Polisi Pastikan Penanganan Profesional
Wakapolres Kubu Raya Kompol Andri Sahroni melalui Kasubsie Penmas Polres Kubu Raya Aiptu Ade mengatakan penyidikan dilakukan secara objektif dan transparan.
"Kami memastikan bahwa proses hukum berjalan di atas koridor yang obyektif, transparan, dan akuntabel.
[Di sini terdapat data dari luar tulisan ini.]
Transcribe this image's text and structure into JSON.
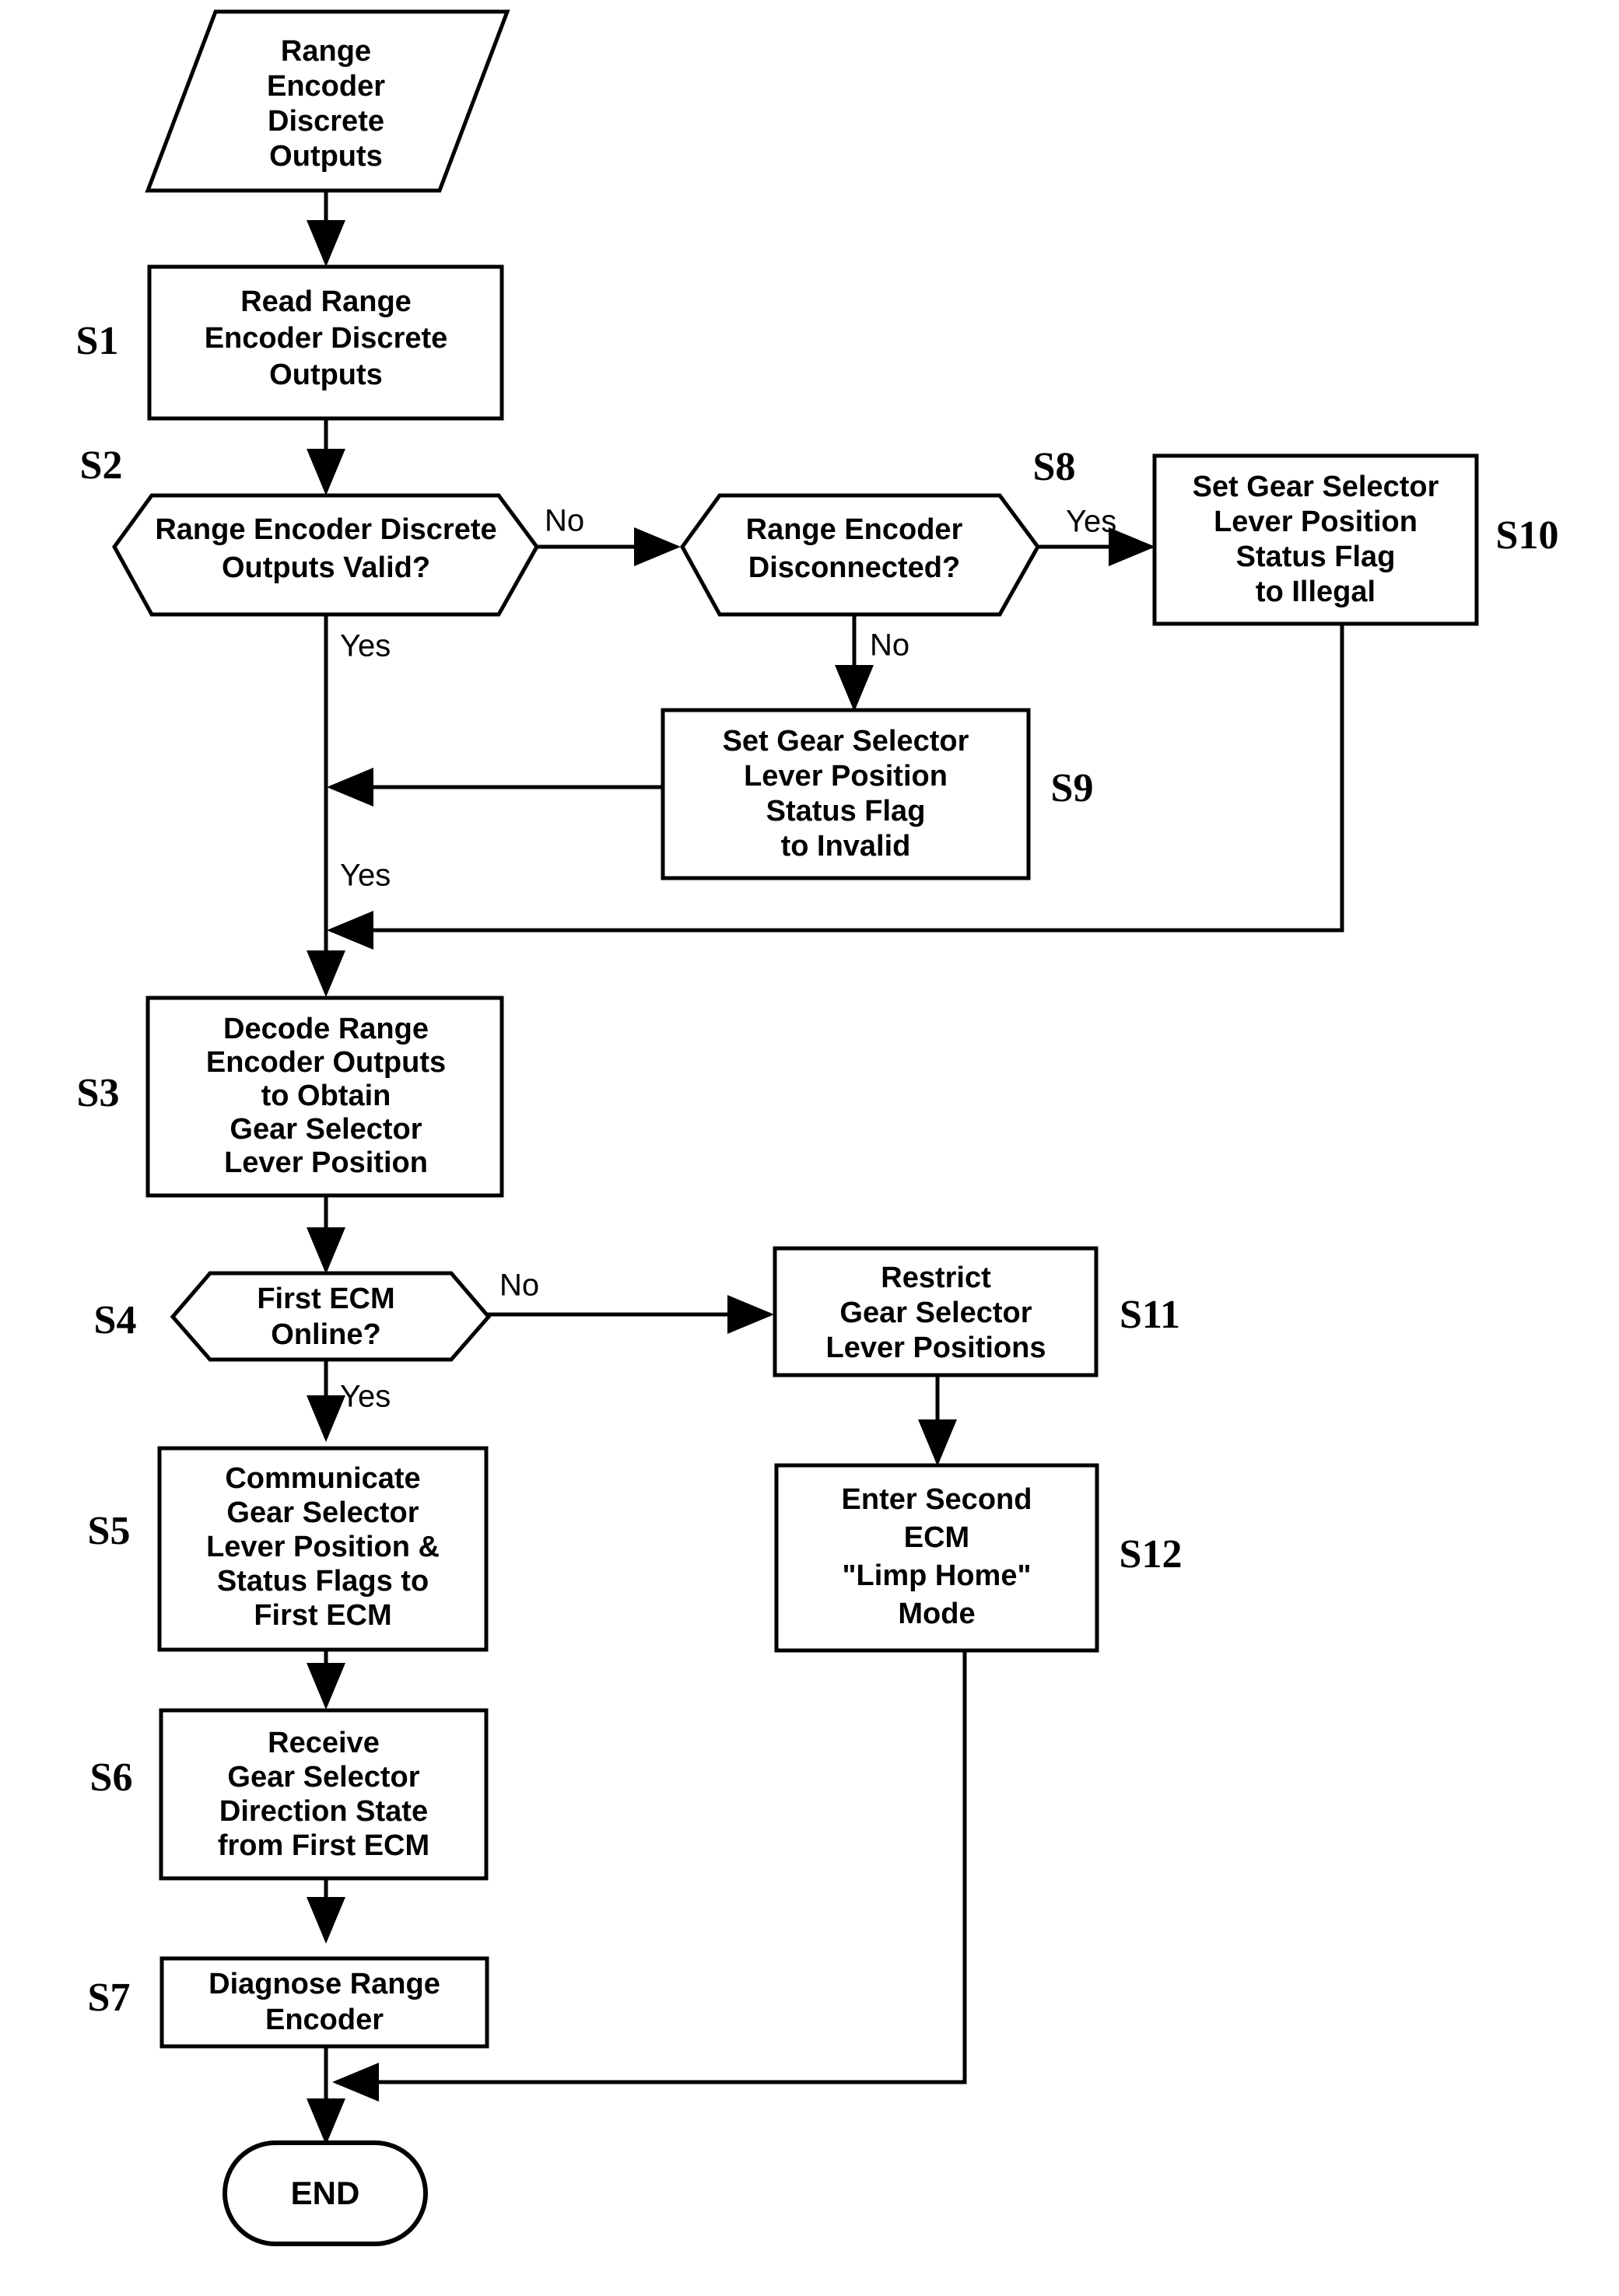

Tim Tipidter Satreskrim Polres Kubu Raya tengah bekerja secara intensif mengumpulkan alat bukti serta memeriksa keterangan saksi maupun korban secara komprehensif," ujarnya, Kamis (11/6/2026).
Ade mengimbau masyarakat tetap tenang dan menyerahkan proses penanganan perkara kepada penyidik.
Polisi Telusuri Aliran Dana Rp4 Miliar
Selain memeriksa korban dan saksi, penyidik kini fokus menelusuri aliran dana yang diduga berasal dari investasi fiktif tersebut.
Langkah tersebut dilakukan untuk mengetahui penggunaan dana para korban sekaligus mengidentifikasi kemungkinan aset yang diperoleh dari hasil tindak pidana.
Polisi juga mendalami kemungkinan adanya pihak lain yang turut berperan dalam menjalankan skema investasi tersebut.
Dugaan Adanya Jaringan Masih Didalami
Menurut penyidik, pola operasional yang dijalankan tersangka dinilai cukup sistematis sehingga tidak menutup kemungkinan terdapat pihak lain yang terlibat.
Namun hingga saat ini, kepolisian masih melakukan pendalaman dan belum menyimpulkan adanya tersangka tambahan.
"Kami akan menuntaskan penyelidikan ini secara profesional hingga proses hukum selesai dan memperoleh kepastian hukum," kata Ade.
Waspada Iming-iming Keuntungan Tidak Wajar
Kasus ini menjadi pengingat bagi masyarakat agar lebih berhati-hati terhadap berbagai tawaran investasi yang menjanjikan keuntungan cepat tanpa penjelasan bisnis yang jelas.
Otoritas keuangan dan aparat penegak hukum berulang kali mengingatkan masyarakat untuk selalu memverifikasi legalitas usaha, skema bisnis, dan rekam jejak pihak yang menawarkan investasi. (ars)
Fakta Terkini
- Tersangka: AS (29).
- Lokasi penyidikan: Polres Kubu Raya.
- Modus: Investasi penjualan tiket pesawat.
- Keuntungan yang dijanjikan: Rp300 ribu hingga Rp800 ribu per transaksi.
- Kerugian sementara: Sekitar Rp4 miliar.
- Penyidik: Unit Tipidter Satreskrim Polres Kubu Raya.
- Status: Penyidikan masih berlangsung.